Sarei felice di poter condividere con Voi progetti, partecipare a convegni, seminari, giornate di studio, sognare un domani non troppo lontano in cui la testimonianza cristiana, nella nostra amata Italia, ridotta a terra di missione per la esigua percentuale di credenti “nati di nuovo”, possa emanare la luce dell’Evangelo come un faro luminoso, dal Nord al Sud della penisola. La realtà è sotto gli occhi di tutti e offusca la bellezza dei sogni. Le lotte interne, gli scandali, le divisioni tra le chiese, la corsa alle cariche e alle poltrone, anche tra il popolo eletto di Dio, continuamente sviliscono la nobiltà dell’annuncio evangelico e limitano l’efficacia del messaggio che Dio ha affidato a noi, la Sua Chiesa. Non possiamo far finta che tutto questo non sia vero e che non sia la più probabile causa per il mancato sviluppo della testimonianza evangelica nella nostra nazione. Mi piacerebbe presentarmi insieme a Voi al Ministro dell’Interno o dell’Integrazione di
turno, per reclamare maggiore visibilità, proporre protocolli di collaborazione con le nostre associazioni di Chiese, nel comune sforzo di migliorare la società nel senso di educare le nuove generazioni al multiculturalismo e al rispetto dello straniero. Sarei stato felice di partecipare, a Catania, alla conferenza sulla Famiglia, ma… è scritto “Metti in ordine i tuoi affari di fuori, metti in buono stato i tuoi campi, poi ti fabbricherai la casa.” (Proverbi 24:27). La “casa evangelica” italiana ha bisogno di mettere ordine in senso etico, sia formale che sostanziale. Ci sono situazioni a dir poco “imbarazzanti”, come quella che riguarda la nostra Chiesa nei rapporti con la ADI, di cui ha conoscenza non solo il mondo evangelico in Italia (ahimè, non solo evangelico…) ma anche quello delle associazioni evangeliche all’estero. Nel corso di incontri o convention internazionali, faccio fatica a rispondere ai commenti e alla richiesta di spiegazioni in relazione
alla nostra “singolare” situazione: non è facile far comprendere ad altri che in Italia si può essere fratelli e comunque trascinarsi vicendevolmente davanti ai giudici! Attraverso anche momenti di intensa frustrazione (ebbene, capita anche a me che sono pastore…) in cui mi vergogno di essere un “evangelico”. Preferirei definirmi cristiano… e nient’altro!

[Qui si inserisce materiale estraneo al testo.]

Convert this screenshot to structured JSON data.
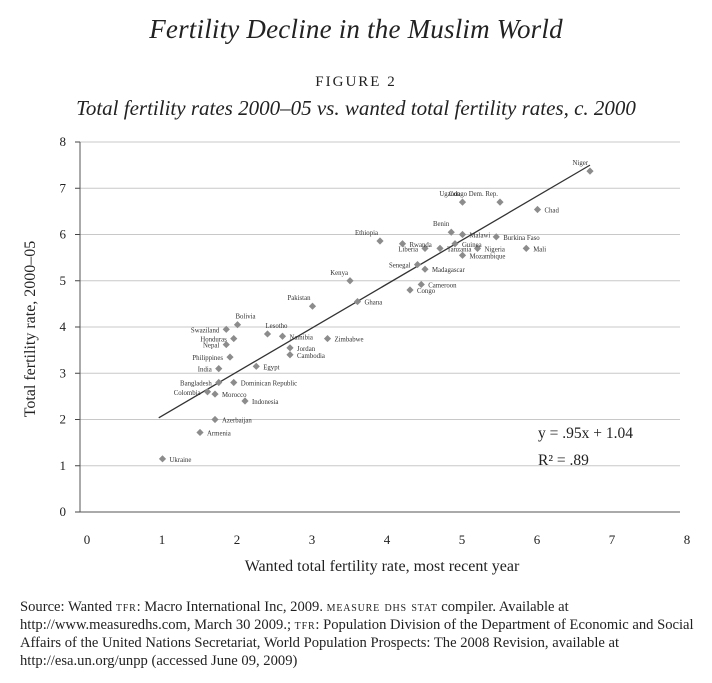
{
  "title": "Fertility Decline in the Muslim World",
  "figure_label": "FIGURE 2",
  "subtitle": "Total fertility rates 2000–05 vs. wanted total fertility rates, c. 2000",
  "source": {
    "part1": "Source: Wanted ",
    "tfr1": "tfr",
    "part2": ": Macro International Inc, 2009. ",
    "measure": "measure dhs stat",
    "part3": " compiler. Available at http://www.measuredhs.com, March 30 2009.; ",
    "tfr2": "tfr",
    "part4": ": Population Division of the Department of Economic and Social Affairs of the United Nations Secretariat, World Population Prospects: The 2008 Revision, available at http://esa.un.org/unpp (accessed June 09, 2009)"
  },
  "chart_data": {
    "type": "scatter",
    "xlabel": "Wanted total fertility rate, most recent year",
    "ylabel": "Total fertility rate, 2000–05",
    "xlim": [
      0,
      8
    ],
    "ylim": [
      0,
      8
    ],
    "xticks": [
      "0",
      "1",
      "2",
      "3",
      "4",
      "5",
      "6",
      "7",
      "8"
    ],
    "yticks": [
      "0",
      "1",
      "2",
      "3",
      "4",
      "5",
      "6",
      "7",
      "8"
    ],
    "grid": "horizontal",
    "marker_color": "#8c8c8c",
    "line_color": "#333333",
    "trendline": {
      "slope": 0.95,
      "intercept": 1.04,
      "x_range": [
        1.05,
        6.8
      ]
    },
    "annotations": {
      "equation": "y = .95x + 1.04",
      "r_squared": "R² = .89"
    },
    "points": [
      {
        "label": "Niger",
        "x": 6.8,
        "y": 7.37
      },
      {
        "label": "Congo Dem. Rep.",
        "x": 5.6,
        "y": 6.7
      },
      {
        "label": "Uganda",
        "x": 5.1,
        "y": 6.7
      },
      {
        "label": "Chad",
        "x": 6.1,
        "y": 6.54
      },
      {
        "label": "Benin",
        "x": 4.95,
        "y": 6.05
      },
      {
        "label": "Malawi",
        "x": 5.1,
        "y": 6.0
      },
      {
        "label": "Burkina Faso",
        "x": 5.55,
        "y": 5.95
      },
      {
        "label": "Ethiopia",
        "x": 4.0,
        "y": 5.86
      },
      {
        "label": "Rwanda",
        "x": 4.3,
        "y": 5.8
      },
      {
        "label": "Guinea",
        "x": 5.0,
        "y": 5.8
      },
      {
        "label": "Liberia",
        "x": 4.6,
        "y": 5.7
      },
      {
        "label": "Tanzania",
        "x": 4.8,
        "y": 5.7
      },
      {
        "label": "Nigeria",
        "x": 5.3,
        "y": 5.7
      },
      {
        "label": "Mali",
        "x": 5.95,
        "y": 5.7
      },
      {
        "label": "Mozambique",
        "x": 5.1,
        "y": 5.55
      },
      {
        "label": "Senegal",
        "x": 4.5,
        "y": 5.35
      },
      {
        "label": "Madagascar",
        "x": 4.6,
        "y": 5.25
      },
      {
        "label": "Kenya",
        "x": 3.6,
        "y": 5.0
      },
      {
        "label": "Cameroon",
        "x": 4.55,
        "y": 4.92
      },
      {
        "label": "Congo",
        "x": 4.4,
        "y": 4.8
      },
      {
        "label": "Ghana",
        "x": 3.7,
        "y": 4.55
      },
      {
        "label": "Pakistan",
        "x": 3.1,
        "y": 4.45
      },
      {
        "label": "Bolivia",
        "x": 2.1,
        "y": 4.05
      },
      {
        "label": "Swaziland",
        "x": 1.95,
        "y": 3.95
      },
      {
        "label": "Lesotho",
        "x": 2.5,
        "y": 3.85
      },
      {
        "label": "Honduras",
        "x": 2.05,
        "y": 3.75
      },
      {
        "label": "Namibia",
        "x": 2.7,
        "y": 3.8
      },
      {
        "label": "Zimbabwe",
        "x": 3.3,
        "y": 3.75
      },
      {
        "label": "Nepal",
        "x": 1.95,
        "y": 3.62
      },
      {
        "label": "Jordan",
        "x": 2.8,
        "y": 3.55
      },
      {
        "label": "Cambodia",
        "x": 2.8,
        "y": 3.4
      },
      {
        "label": "Philippines",
        "x": 2.0,
        "y": 3.35
      },
      {
        "label": "Egypt",
        "x": 2.35,
        "y": 3.15
      },
      {
        "label": "India",
        "x": 1.85,
        "y": 3.1
      },
      {
        "label": "Bangladesh",
        "x": 1.85,
        "y": 2.8
      },
      {
        "label": "Dominican Republic",
        "x": 2.05,
        "y": 2.8
      },
      {
        "label": "Colombia",
        "x": 1.7,
        "y": 2.6
      },
      {
        "label": "Morocco",
        "x": 1.8,
        "y": 2.55
      },
      {
        "label": "Indonesia",
        "x": 2.2,
        "y": 2.4
      },
      {
        "label": "Azerbaijan",
        "x": 1.8,
        "y": 2.0
      },
      {
        "label": "Armenia",
        "x": 1.6,
        "y": 1.72
      },
      {
        "label": "Ukraine",
        "x": 1.1,
        "y": 1.15
      }
    ]
  }
}
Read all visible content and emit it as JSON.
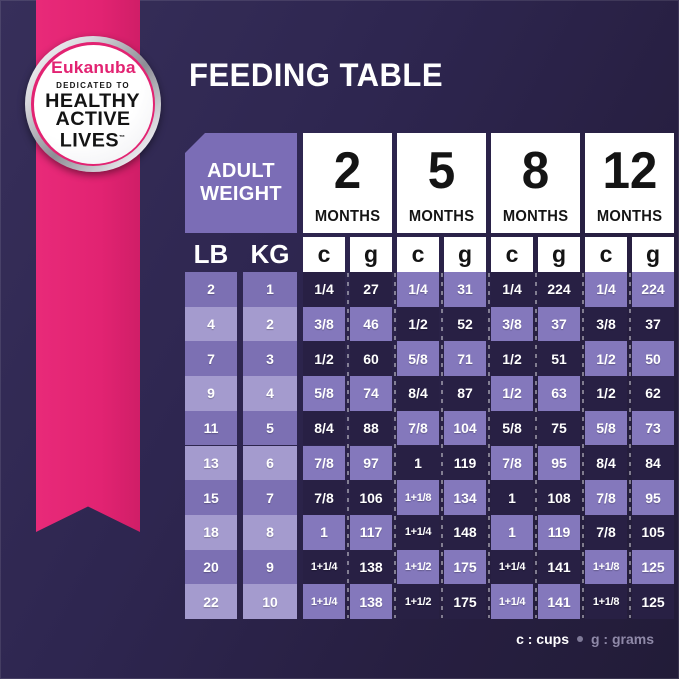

Il problema è anche pratico e contingente. Potrei sedermi, nel corso di una di queste lodevoli iniziative, accanto a un rappresentante della ADI, presidente, membro del Consiglio Generale o altri, e dargli la mano o soltanto sorridergli, consapevole che ci incontreremo, in altra occasione, nell’aula di un tribunale in cui costui chiederà al giudice, tramite i suoi legali, la mia condanna? Voi, uomini di Dio, cosa fareste al mio posto? E se decidessimo di elevare un culto a Dio, insieme, per sperimentare momenti di intensa comunione fraterna, con la celebrazione della “Cena del Signore”, potrei accostarmi al pane e al calice insieme ai miei fratelli (?) della ADI, atteso che non vogliono in alcun modo sentir parlare di pace? E se incontrassi il pastore Felice Antonio Loria che, nella sua funzione di Presidente della ADI, ha firmato le citazioni contro di me, dei miei Consiglieri di Chiesa e contro molti Pastori, miei amici, affidando a sua figlia, avvocato Carolina Loria, e
allo Studio Associato in cui svolge la sua professione (conflitto di interessi?) la difesa degli interessi patrimoniali della ADI… con quale forma dovrei salutarlo? Pensate sia il caso di pronunciare il rituale “pace, fratello”? E come mai molti altri esponenti delle organizzazioni evangeliche in Italia, pur conoscendo queste vicende, si sentono a loro agio con i rappresentanti della ADI, invitandoli a sedere sugli scranni della nobiltà evangelica? È la forza dei numeri o il potere della diplomazia? Continuiamo pure a fare convegni, incontri, seminari, fondare università pentecostali e stipulare accordi con il Governo, perché è giusto che si progredisca… la mia impressione, del tutto personale, è che pur consapevoli del giudizio di Colui che interroga la nostra coscienza, e nel segreto del nostro quotidiano tempo di devozione ci incute timore, continuiamo a ignorare il terribile giudizio di Gesù pronunciato sulla Chiesa di Sardi e di tutti i tempi: “Di quello che
fate, non ho trovato nulla che il mio Dio possa considerare ben fatto” (Apocalisse 3:2 – TILC).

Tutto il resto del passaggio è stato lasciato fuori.